Oud © ismel leal pichs - shutterstock.com.jpg
Théâtre Royal de Marrakech © Mitzo - shutterstock.com.jpg

La musique traditionnelle

Bien qu’elle soit mise en folklore, au Maroc la musique traditionnelle ne s’est jamais muséifiée. Patrimoine vivant, elle évolue constamment et sert d’épine dorsale à de nombreux artistes pour élaborer de nouvelles formes musicales. L’aïta en est un bon exemple. Spécifiquement marocain, ce chant rural apparu fin XIXe a été séminal dans le pays et a engendré la fameuse musique chaâbi moderne. Si la musique arabe représente à peu près 70 % du panorama musical marocain actuel, sa cousine berbère détient quant à elle une place prépondérante dans le patrimoine culturel du pays. Reconnaissable à ses chants répétitifs et ses rythmes intenses, indissociable de la danse, la musique berbère est un trésor pour l’œil et l’oreille. Sa forme la plus connue est sans conteste la dakka marriakchia, une musique religieuse ou sacrée aux rythmes fiévreux et aux chants envoûtants, souvent présente dans les mariages. L’autre expression musicale berbère particulièrement remarquable est l’ahidous. À la fois musique et danse, cette fête collective voit hommes et femmes se regrouper coude à coude en formant des rondes souples et ondulantes, accompagnées de chants, toujours choraux, toujours itératifs, rythmés au bendir, le grand tambourin au cadre de bois et peau de chèvre tendue. Une icône majeure du genre est le groupe Izenzaren et, plus proche de nous, on peut en croiser parfois dans les créations de l’artiste franco-marocaine Zahra Hindi. Un bon moment pour se plonger dans toute la diversité de la culture berbère est le Festival Timitar d’Agadir, un plaisant espace de rencontre entre musiques du monde et amazigh.

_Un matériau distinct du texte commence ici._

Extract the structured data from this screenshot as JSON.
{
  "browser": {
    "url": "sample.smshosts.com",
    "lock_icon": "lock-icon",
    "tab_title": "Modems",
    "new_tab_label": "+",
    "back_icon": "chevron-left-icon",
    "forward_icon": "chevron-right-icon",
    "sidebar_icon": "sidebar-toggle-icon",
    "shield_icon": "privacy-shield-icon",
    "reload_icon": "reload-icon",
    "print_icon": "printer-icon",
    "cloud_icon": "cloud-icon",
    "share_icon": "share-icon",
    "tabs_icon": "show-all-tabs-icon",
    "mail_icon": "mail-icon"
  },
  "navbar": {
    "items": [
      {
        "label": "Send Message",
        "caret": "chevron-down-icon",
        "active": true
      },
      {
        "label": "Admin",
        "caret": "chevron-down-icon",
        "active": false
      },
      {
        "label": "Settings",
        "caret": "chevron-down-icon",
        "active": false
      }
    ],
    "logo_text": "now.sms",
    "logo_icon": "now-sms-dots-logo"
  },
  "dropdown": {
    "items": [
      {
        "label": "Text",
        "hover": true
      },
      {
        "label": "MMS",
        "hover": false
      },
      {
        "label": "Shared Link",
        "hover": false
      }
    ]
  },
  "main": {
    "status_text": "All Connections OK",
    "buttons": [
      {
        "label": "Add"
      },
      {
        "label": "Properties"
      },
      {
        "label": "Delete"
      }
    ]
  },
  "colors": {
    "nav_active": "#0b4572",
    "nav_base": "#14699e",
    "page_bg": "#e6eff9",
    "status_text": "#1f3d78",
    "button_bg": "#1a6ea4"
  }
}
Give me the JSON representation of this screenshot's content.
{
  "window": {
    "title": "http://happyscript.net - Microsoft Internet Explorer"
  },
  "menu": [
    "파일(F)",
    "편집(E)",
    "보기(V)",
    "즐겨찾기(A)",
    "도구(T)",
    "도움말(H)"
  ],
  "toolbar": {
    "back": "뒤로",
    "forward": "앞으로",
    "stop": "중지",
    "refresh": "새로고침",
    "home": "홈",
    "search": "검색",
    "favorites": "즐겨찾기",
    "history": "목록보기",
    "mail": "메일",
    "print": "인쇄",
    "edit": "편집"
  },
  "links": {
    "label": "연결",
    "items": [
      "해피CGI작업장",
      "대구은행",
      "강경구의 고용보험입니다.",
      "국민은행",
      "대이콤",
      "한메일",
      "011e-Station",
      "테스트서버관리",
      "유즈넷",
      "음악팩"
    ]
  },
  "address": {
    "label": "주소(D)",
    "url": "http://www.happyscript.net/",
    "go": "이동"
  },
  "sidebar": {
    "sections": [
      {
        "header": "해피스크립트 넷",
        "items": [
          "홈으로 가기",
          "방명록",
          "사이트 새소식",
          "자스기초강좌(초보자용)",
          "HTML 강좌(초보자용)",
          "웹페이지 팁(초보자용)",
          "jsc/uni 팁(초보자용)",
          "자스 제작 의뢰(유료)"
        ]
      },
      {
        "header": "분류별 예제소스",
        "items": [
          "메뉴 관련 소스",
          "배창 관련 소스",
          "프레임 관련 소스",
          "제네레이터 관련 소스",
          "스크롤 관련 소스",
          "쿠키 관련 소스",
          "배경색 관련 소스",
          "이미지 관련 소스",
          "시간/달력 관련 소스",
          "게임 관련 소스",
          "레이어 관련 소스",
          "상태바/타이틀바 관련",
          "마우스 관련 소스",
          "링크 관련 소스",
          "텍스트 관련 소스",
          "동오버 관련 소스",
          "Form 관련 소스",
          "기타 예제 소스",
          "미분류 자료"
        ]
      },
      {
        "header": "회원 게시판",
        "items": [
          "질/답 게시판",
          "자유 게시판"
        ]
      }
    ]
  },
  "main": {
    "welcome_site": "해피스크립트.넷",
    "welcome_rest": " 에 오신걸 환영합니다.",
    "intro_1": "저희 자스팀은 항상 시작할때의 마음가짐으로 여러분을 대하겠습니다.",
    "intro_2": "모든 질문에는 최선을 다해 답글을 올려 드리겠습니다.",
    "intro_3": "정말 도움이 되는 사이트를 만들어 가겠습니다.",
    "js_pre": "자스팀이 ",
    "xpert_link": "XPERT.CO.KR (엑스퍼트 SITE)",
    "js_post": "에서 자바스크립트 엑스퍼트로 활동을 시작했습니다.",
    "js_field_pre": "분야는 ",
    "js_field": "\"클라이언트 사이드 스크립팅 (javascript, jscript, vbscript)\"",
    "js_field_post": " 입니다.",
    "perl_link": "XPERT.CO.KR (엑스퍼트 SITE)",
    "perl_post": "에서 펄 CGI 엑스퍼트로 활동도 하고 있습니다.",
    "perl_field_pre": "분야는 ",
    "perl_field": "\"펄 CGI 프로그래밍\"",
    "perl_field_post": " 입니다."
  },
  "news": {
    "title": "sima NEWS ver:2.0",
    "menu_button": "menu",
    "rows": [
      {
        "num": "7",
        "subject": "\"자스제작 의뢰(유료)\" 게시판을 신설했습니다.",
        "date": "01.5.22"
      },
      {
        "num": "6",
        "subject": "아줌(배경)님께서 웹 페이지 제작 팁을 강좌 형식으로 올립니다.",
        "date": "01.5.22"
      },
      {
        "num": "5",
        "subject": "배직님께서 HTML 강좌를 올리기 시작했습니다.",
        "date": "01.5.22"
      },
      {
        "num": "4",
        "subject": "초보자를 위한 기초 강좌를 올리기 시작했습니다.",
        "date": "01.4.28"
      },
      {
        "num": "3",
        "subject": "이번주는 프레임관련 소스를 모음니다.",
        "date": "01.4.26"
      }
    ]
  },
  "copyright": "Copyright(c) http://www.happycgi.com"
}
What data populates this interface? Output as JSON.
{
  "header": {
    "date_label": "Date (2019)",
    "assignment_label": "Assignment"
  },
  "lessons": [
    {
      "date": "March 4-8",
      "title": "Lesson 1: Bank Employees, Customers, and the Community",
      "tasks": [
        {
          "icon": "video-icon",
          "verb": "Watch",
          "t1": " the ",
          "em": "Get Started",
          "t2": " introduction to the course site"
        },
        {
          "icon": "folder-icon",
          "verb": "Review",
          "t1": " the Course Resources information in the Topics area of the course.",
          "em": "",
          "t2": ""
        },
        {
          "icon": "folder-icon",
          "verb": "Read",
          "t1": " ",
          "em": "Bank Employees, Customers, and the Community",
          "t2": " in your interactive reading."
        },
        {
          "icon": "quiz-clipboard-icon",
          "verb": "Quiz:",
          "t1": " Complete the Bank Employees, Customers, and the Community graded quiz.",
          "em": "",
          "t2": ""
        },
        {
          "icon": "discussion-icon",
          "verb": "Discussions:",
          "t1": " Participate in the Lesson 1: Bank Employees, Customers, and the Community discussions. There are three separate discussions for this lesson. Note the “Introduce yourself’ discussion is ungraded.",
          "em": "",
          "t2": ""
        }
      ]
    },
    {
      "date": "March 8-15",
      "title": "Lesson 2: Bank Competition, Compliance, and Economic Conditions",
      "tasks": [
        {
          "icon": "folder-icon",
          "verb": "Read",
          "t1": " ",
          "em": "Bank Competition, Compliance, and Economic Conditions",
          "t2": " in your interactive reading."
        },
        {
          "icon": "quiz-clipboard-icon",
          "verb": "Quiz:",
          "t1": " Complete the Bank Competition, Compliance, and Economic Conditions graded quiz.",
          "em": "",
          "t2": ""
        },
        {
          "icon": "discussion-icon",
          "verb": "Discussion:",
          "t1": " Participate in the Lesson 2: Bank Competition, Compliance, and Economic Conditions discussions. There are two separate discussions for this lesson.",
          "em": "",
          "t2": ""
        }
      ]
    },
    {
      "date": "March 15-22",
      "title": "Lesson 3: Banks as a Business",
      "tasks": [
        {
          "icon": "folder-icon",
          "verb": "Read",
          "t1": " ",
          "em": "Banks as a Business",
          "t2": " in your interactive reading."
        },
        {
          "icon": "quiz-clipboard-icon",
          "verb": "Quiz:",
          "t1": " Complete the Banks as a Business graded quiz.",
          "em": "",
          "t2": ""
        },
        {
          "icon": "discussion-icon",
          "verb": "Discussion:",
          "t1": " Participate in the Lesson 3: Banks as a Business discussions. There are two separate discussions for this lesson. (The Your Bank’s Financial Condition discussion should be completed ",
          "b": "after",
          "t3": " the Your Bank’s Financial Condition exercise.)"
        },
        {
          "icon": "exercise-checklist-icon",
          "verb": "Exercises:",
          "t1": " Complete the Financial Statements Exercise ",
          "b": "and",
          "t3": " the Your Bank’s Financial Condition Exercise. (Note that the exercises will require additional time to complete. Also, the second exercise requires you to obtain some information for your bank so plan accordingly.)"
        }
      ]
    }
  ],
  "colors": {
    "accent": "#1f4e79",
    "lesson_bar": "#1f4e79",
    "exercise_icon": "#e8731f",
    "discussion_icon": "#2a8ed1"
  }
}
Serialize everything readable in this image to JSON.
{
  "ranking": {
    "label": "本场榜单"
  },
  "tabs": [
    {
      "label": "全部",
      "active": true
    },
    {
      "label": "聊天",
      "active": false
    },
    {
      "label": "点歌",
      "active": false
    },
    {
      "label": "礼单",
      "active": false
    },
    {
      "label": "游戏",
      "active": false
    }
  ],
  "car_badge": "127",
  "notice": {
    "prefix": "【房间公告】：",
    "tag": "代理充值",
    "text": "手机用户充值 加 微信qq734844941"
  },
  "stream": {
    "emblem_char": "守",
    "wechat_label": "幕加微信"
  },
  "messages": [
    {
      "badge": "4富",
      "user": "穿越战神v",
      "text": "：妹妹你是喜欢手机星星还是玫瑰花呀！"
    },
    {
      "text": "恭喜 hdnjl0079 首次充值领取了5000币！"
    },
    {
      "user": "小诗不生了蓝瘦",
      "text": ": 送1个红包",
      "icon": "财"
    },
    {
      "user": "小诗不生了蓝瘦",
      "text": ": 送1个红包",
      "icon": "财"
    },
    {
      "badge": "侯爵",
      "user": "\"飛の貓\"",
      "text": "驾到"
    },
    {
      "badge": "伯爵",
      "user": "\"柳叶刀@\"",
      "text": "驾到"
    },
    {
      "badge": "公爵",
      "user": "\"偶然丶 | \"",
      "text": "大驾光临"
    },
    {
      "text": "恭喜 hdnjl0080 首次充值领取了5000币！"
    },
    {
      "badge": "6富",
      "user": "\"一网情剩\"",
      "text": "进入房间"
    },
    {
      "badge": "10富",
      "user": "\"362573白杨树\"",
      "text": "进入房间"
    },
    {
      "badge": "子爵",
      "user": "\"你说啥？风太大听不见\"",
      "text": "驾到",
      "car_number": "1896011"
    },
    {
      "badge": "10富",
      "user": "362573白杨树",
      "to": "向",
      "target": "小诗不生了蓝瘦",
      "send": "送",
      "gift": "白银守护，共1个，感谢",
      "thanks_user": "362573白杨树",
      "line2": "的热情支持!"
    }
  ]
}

Énorme part de la musique traditionnelle marocaine, impossible de passer à côté de la musique des Gnaouas. Ces descendants d’esclaves d’Afrique noire ont conservé précieusement leur héritage mélodique et pratiquent toujours, génération après génération, ces rythmes entêtants appelant à la transe. Mais si la musique gnaoua a autant voyagé hors des frontières marocaines c’est que nombre de ses interprètes ont choisi de la faire fusionner avec des genres du monde entier – jazz, blues, reggae ou électro. Sans cesse renouvelée, la musique gnaoua est une des plus vivantes du pays. Les grands maîtres – les mâalems – à écouter absolument sont Mahmoud Guinia (la star, il collabora jadis avec Pharoah Sanders), Maâlem Abdelkader Amlil (qui a joué régulièrement en France) et Abdellah Boulkhair El Gourd. En France, l’Orchestre national de Barbès l’a beaucoup jouée et métissée avec du jazz, funk ou reggae. Le rendez-vous incontournable du genre est bien entendu le Festival de Musiques Gnaoua d’Essaouira, généralement courant juin. L’occasion de voir les meilleurs artistes gnaouas, ses stars comme ses jeunes talents au travers de nombreux concerts (dont certains gratuits). Aussi, une bonne idée si l’on est de passage à Merzouga est de s’accorder une pause à Dar Gnaoua. Cette « maison des Gnaouas » est un endroit idéal pour profiter d’un thé en assistant à une démonstration des chants traditionnels.

La musique populaire

Pas du tout hermétique aux sonorités de ses voisins, le Maroc apprécie les grandes voix de l’Égypte (Oum Kalthoum, Mohammed Abdel Wahab), proche-orientales (sublime Faïruz) ou encore le raï algérien. Ce dernier, descendant du melhoun, est une combinaison d’airs arabo-africains et d’instruments modernes (boîtes à rythmes, guitares électriques, synthétiseurs). Le melhoun c’est d’ailleurs la source de toute la musique populaire du Maroc. Apparu au XIIe siècle, il est traditionnellement une poésie purement vocale, qui s’est ensuite progressivement accompagnée d’oûd ou de guembri (long luth à deux ou trois cordes) avant d’accueillir amplement les percussions. C’est à partir de ces poèmes chantés réalistes abordant la vie ou l’amour que le châabi, la musique populaire marocaine par excellence, va éclore. Présent dans toute l’Afrique du Nord (Algérie, Tunisie, Égypte) et variant selon les régions, le châabi marocain a des influences arabo-andalouses, des rythmes entraînants et des textes légers qui l’ont imposé comme une musique de fête et de danse incontournable (il est très populaire dans les mariages). Pour se faire une idée plus précise du châabi, il suffit de se diriger vers ses grands interprètes : Houcine Slaoui (le modernisateur et père de la musique châabie marocaine), Abdelaziz Stati (la star), Najat Aatabou (surnommée la « Lionne de l’Atlas ») ou Mustapha Bourgogne. À l’épreuve du temps, le châabi évolue, s’adapte et chaque génération propose une nouvelle lecture du genre. Aujourd’hui, il s’enrichit de rythmes électroniques, de pop ou d’auto-tune, comme on peut l’entendre dans les morceaux de Zina Daoudia, la reine actuelle de ce chaâbi marocain moderne.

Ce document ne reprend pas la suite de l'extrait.